Same cell death pathway involved in three forms of blindness
Gene therapies developed by University of Pennsylvania School of Veterinary Medicine researchers have worked to correct different forms of blindness. While effective, the downside to these approaches to vision rescue is that each disease requires its own form of gene therapy to correct the particular genetic mutation involved, a time consuming and complex process.
Hoping to develop a treatment that works more broadly across diseases, a Penn Vet team used canine disease models to closely examine how retinal gene activity varied during the progression of three different forms of inherited vision disease. Their results turned up an unexpected commonality: Early on in each of the diseases, genes involved in the same specific pathway of cell death appeared to be activated. These findings point to possible interventions that could curb vision loss across a variety of inherited retinal diseases.
The work, published in PLOS ONE, was conducted by Sem Genini, a senior research investigator; William A. Beltran, assistant professor of ophthalmology; and Gustavo D. Aguirre, professor of medical genetics and ophthalmology, all of Penn Vet's Department of Clinical Studies, Philadelphia.

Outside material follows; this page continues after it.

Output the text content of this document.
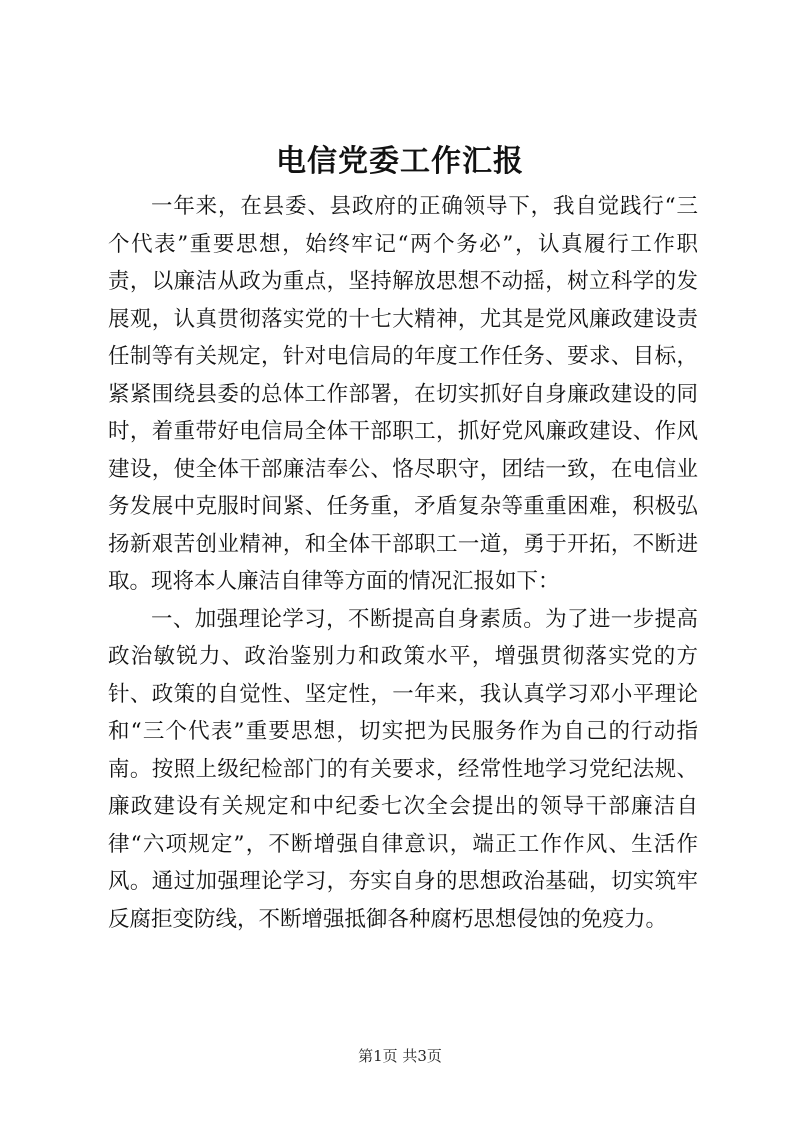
电信党委工作汇报

一年来，在县委、县政府的正确领导下，我自觉践行“三个代表”重要思想，始终牢记“两个务必”，认真履行工作职责，以廉洁从政为重点，坚持解放思想不动摇，树立科学的发展观，认真贯彻落实党的十七大精神，尤其是党风廉政建设责任制等有关规定，针对电信局的年度工作任务、要求、目标，紧紧围绕县委的总体工作部署，在切实抓好自身廉政建设的同时，着重带好电信局全体干部职工，抓好党风廉政建设、作风建设，使全体干部廉洁奉公、恪尽职守，团结一致，在电信业务发展中克服时间紧、任务重，矛盾复杂等重重困难，积极弘扬新艰苦创业精神，和全体干部职工一道，勇于开拓，不断进取。现将本人廉洁自律等方面的情况汇报如下：

一、加强理论学习，不断提高自身素质。为了进一步提高政治敏锐力、政治鉴别力和政策水平，增强贯彻落实党的方针、政策的自觉性、坚定性，一年来，我认真学习邓小平理论和“三个代表”重要思想，切实把为民服务作为自己的行动指南。按照上级纪检部门的有关要求，经常性地学习党纪法规、廉政建设有关规定和中纪委七次全会提出的领导干部廉洁自律“六项规定”，不断增强自律意识，端正工作作风、生活作风。通过加强理论学习，夯实自身的思想政治基础，切实筑牢反腐拒变防线，不断增强抵御各种腐朽思想侵蚀的免疫力。

第1页 共3页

The team examined three forms of retinal degenerative diseases, rod cone dysplasia 1 being the most severe, or earliest onset, followed by X-linked progressive retinal atrophy 2 and then early retinal degeneration. All of these diseases involve the death of photoreceptor cells and each is caused by a distinct genetic mutation. But what scientists did not know is how the mutations trigger a molecular signaling pathway that leads to the death of photoreceptor cells.
"What we have in mind is to be able to address multiple forms of disease with one treatment," Beltran said. "We wanted to get a better understanding of whether there are any common cell death or cell survival pathways that could be targeted in some of these diseases."
The researchers looked at the activity of 112 genes in diseased retinas and compared it to gene activity in normal retinas. They assessed gene activity at time points known to correspond with key phases of disease: the "induction phase," the time before the peak level of photoreceptor cell death; the "execution phase," when the highest rates of photoreceptor cell death occur; and the "chronic phase," during which photoreceptor cell death continues at somewhat reduced levels.
During the execution and chronic phases of disease, the researchers identified a number of genes involved in programmed cell death, or apoptosis, that had noticeably different patterns of expression between the diseased and normal dogs.
Of note, several proteins involved in the tumor necrosis factor, or TNF, pathway increased in activity during the induction and execution phases. This pathway is implicated in many diseases, from diabetes to cancer to rheumatoid arthritis.
"This is quite a new result," Genini said. "It was not expected to have the TNF pathway upregulated."
"We assumed," Aguirre said, "the diseases would be different from one another and that cells would commit suicide by their own specific pathway and that perhaps quite late they would have a common final pathway. But what this shows is that there is an early trigger that is quite similar among all three diseases."
An additional surprise was that the differentially expressed proteins were present not only in photoreceptor cells but also in other cells in the retina, including horizontal and Müller cells.
"We were focusing on what would happen with the photoreceptor cells, the cells that we knew were dying," Beltran said. "But what our results are telling us is that, sure, they are dying, but there is something else happening with the cells that they talk to."
Pharmaceutical companies have already developed TNF-inhibitors to treat diseases like rheumatoid arthritis. Genini, Beltran and Aguirre say their results suggest that these drugs or similar ones might have a role to play in the retinal diseases they investigated and perhaps in others that their team is currently studying.
"On its own," Beltran said, "a TNF-inhibitor might not be a cure, but it could be used complementary to gene therapy, either by slowing the course of degeneration before the corrective gene therapy is delivered or in combination with the corrective gene therapy."